Despite the frequent action scenes, the film still manages to be boring. There’s one brief moment of fun when Obi-Wan is fighting bounty hunter Jango Fett, but that’s about your lot. The Clone War itself is nothing but a tech demo for Industrial Light and Magic’s mad computer skillz and you know what? I don’t even like Yoda getting his lightsaber out and fighting Dooku. It’s retarded. The worst scene for me by far is the “comedy” sequence in the droid factory where C-3PO gets his head knocked off and put onto the body of a battle droid. It’s so flinchingly bad I’m genuinely cringing as I write these words. Then there’s the scene where Anakin goes mental on the discovery of his mother’s body and kills a bunch of sandpeople. In better hands, this could have been a really affecting sequence. In the bearded businessman’s hands, it’s pretty laughable. Even though I like the line “They’re animals, so I slaughtered them like animals!” his little confession to Padmé goes on way too long. It’s meant to be a hint at future darkness, but ends up like a psychopath’s recollection of his first murder/rape.

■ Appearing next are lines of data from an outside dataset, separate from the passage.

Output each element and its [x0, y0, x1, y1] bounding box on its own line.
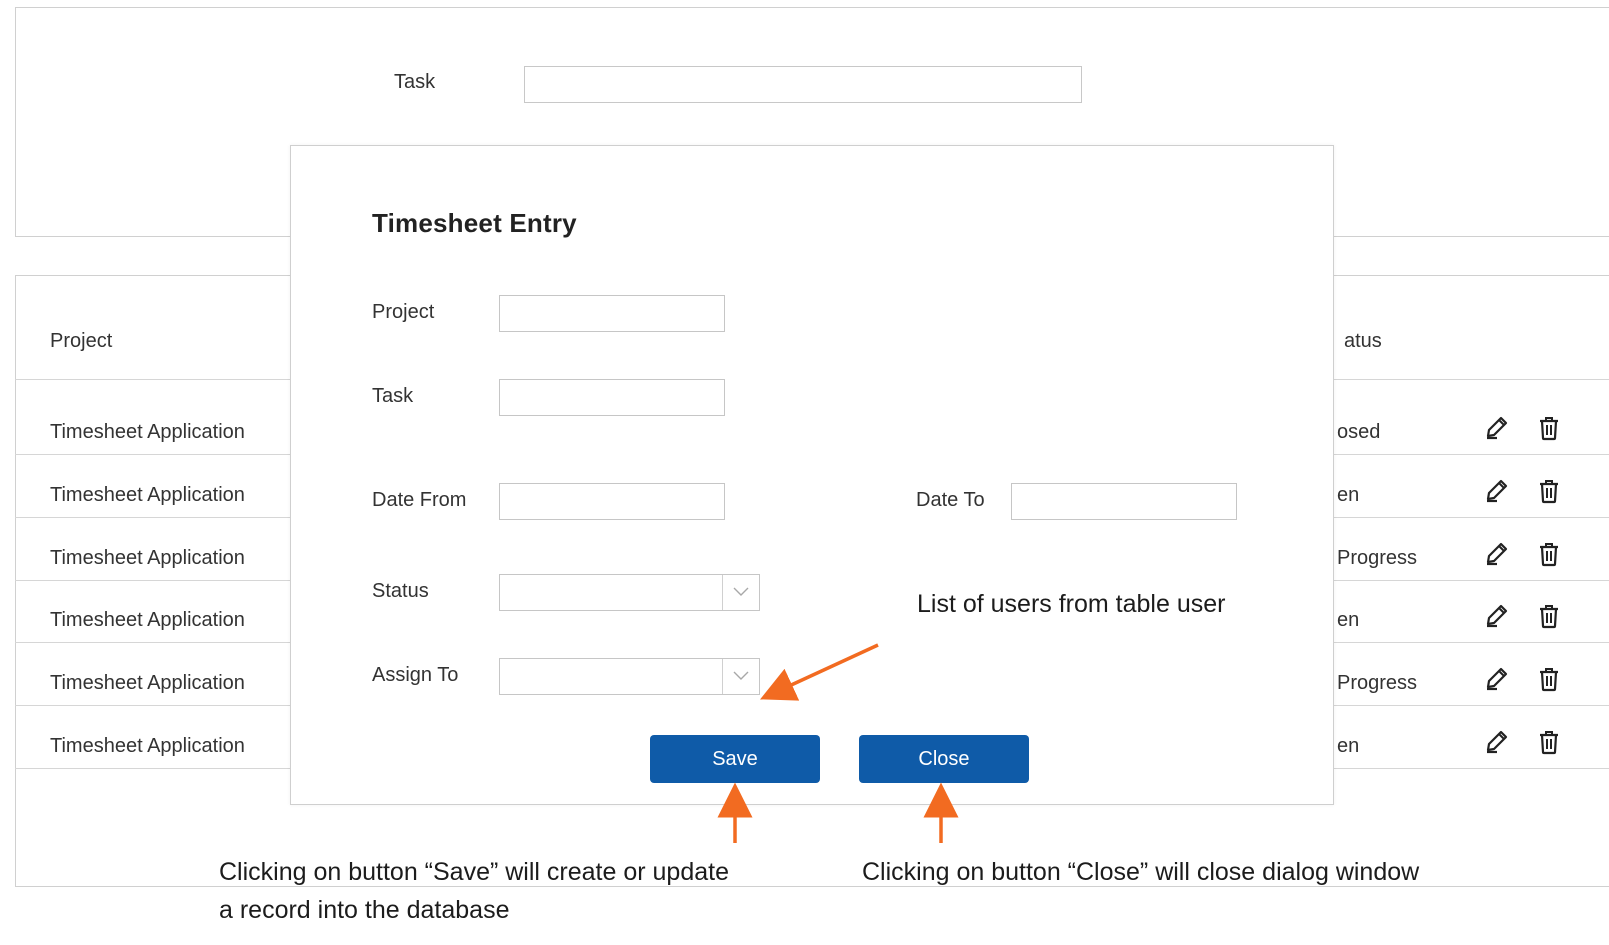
task-label: Task — [372, 385, 414, 407]
select-divider — [722, 575, 723, 610]
date-from-input[interactable] — [499, 483, 725, 520]
trash-icon[interactable] — [1538, 478, 1566, 506]
save-annotation: Clicking on button “Save” will create or… — [219, 858, 729, 924]
table-row-status: osed — [1337, 421, 1381, 443]
edit-icon[interactable] — [1484, 729, 1512, 757]
table-row-project: Timesheet Application — [50, 484, 245, 506]
date-from-label: Date From — [372, 489, 467, 511]
chevron-down-icon — [733, 587, 749, 596]
trash-icon[interactable] — [1538, 729, 1566, 757]
task-input[interactable] — [499, 379, 725, 416]
timesheet-entry-dialog — [290, 145, 1334, 805]
table-row-project: Timesheet Application — [50, 547, 245, 569]
column-header-status: atus — [1344, 330, 1382, 352]
table-row-status: en — [1337, 484, 1360, 506]
project-label: Project — [372, 301, 435, 323]
edit-icon[interactable] — [1484, 478, 1512, 506]
table-row-project: Timesheet Application — [50, 609, 245, 631]
edit-icon[interactable] — [1484, 541, 1512, 569]
chevron-down-icon — [733, 671, 749, 680]
table-row-status: en — [1337, 609, 1360, 631]
status-select[interactable] — [499, 574, 760, 611]
table-row-project: Timesheet Application — [50, 672, 245, 694]
trash-icon[interactable] — [1538, 603, 1566, 631]
close-annotation: Clicking on button “Close” will close di… — [862, 858, 1420, 886]
table-row-project: Timesheet Application — [50, 421, 245, 443]
table-row-project: Timesheet Application — [50, 735, 245, 757]
trash-icon[interactable] — [1538, 415, 1566, 443]
date-to-input[interactable] — [1011, 483, 1237, 520]
date-to-label: Date To — [916, 489, 985, 511]
close-button[interactable]: Close — [859, 735, 1029, 783]
trash-icon[interactable] — [1538, 541, 1566, 569]
project-input[interactable] — [499, 295, 725, 332]
assign-to-label: Assign To — [372, 664, 459, 686]
filter-task-label: Task — [394, 71, 436, 93]
table-row-status: Progress — [1337, 547, 1418, 569]
dialog-title: Timesheet Entry — [372, 208, 577, 238]
edit-icon[interactable] — [1484, 415, 1512, 443]
trash-icon[interactable] — [1538, 666, 1566, 694]
edit-icon[interactable] — [1484, 603, 1512, 631]
filter-task-input[interactable] — [524, 66, 1082, 103]
select-divider — [722, 659, 723, 694]
edit-icon[interactable] — [1484, 666, 1512, 694]
assign-to-select[interactable] — [499, 658, 760, 695]
status-label: Status — [372, 580, 429, 602]
table-row-status: en — [1337, 735, 1360, 757]
table-row-status: Progress — [1337, 672, 1418, 694]
save-button[interactable]: Save — [650, 735, 820, 783]
column-header-project: Project — [50, 330, 113, 352]
assign-to-annotation: List of users from table user — [917, 590, 1226, 618]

“If Master Obi-Wan caught me doing this, he’d be very grumpy.”
Contrary to popular opinion, Attack of the Clones is the worst of the prequels in my book. The story doesn’t even come close to coherency, the dialogue is fist-bitingly awful and to top it all off, it’s dull to boot. It’s not even bad in a fun way like The Phantom Menace can be. There are no real redeeming features as far as I’m concerned. It’s just another film that doesn’t deserve the grandiose John Williams theme at the end.